How to prepare for a job interview at CricViz
✨Brush Up on Your Statistics
For a data science role, we need to seriously sharpen our statistics skills. Get ready to tackle technical questions on probability distributions, hypothesis testing, and regression analysis. These are often the bread and butter of data science interviews, so don't just skim over them!
✨Showcase Your Projects
Prepare a killer portfolio showcasing your data science projects. We should include details about the datasets used, the tools and techniques applied, and the impact of your findings. If we can walk them through a particularly challenging project or a cool visualisation that had real-world implications, it’ll really make us stand out!

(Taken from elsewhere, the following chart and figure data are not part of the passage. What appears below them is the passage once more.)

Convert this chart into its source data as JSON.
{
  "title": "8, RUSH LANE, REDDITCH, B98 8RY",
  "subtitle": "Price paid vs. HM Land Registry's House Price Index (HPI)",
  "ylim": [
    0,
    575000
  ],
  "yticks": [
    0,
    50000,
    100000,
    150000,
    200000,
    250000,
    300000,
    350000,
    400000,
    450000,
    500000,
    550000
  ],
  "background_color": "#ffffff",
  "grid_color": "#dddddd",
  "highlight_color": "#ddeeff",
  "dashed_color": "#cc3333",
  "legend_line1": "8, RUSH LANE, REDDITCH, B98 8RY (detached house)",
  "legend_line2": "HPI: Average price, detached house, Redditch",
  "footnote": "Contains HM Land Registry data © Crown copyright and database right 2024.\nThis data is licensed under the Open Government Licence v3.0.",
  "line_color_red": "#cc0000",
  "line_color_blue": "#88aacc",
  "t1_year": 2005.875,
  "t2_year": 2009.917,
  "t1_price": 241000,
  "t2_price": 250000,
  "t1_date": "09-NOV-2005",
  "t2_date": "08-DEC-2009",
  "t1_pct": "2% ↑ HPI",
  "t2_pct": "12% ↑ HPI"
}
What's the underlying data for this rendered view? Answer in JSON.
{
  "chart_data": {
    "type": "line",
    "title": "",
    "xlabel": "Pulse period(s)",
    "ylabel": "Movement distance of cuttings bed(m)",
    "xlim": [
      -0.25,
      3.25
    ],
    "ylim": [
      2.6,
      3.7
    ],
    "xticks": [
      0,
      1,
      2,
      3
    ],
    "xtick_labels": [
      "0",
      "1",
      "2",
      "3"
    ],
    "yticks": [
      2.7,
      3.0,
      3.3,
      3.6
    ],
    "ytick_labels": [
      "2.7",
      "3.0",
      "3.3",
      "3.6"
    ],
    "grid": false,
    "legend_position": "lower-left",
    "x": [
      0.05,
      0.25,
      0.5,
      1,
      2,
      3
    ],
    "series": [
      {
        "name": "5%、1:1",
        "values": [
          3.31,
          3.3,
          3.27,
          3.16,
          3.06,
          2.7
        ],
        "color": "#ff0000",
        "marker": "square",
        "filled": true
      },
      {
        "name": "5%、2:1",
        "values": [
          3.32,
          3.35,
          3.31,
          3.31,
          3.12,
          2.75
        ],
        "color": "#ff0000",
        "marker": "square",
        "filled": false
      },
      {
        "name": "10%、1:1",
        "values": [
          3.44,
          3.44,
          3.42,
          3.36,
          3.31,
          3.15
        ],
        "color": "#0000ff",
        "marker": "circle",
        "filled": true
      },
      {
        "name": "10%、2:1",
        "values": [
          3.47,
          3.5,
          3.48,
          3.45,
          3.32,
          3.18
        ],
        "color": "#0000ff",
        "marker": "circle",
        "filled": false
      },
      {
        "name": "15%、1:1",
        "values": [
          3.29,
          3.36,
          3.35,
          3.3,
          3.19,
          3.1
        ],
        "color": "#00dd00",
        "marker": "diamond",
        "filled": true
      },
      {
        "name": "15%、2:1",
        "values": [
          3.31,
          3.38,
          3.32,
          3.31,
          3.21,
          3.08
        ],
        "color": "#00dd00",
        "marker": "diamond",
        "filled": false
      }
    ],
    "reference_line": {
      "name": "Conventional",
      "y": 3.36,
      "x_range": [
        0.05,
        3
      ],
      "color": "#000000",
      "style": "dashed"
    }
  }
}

✨Get Comfortable with Python and R
Most data science positions require us to be proficient in programming languages like Python and R. We should practice common libraries like pandas, NumPy, and scikit-learn, and be ready for live coding exercises or algorithm questions. Showing off our coding chops can really impress the interviewers at CricViz!
✨Prepare for Case Studies
Expect to encounter real-world case studies during the interview. We might be asked how we’d approach a data problem or analyse a dataset to extract insights. It's essential to think out loud and demonstrate our problem-solving process so that the interviewer can see our logical thinking in action.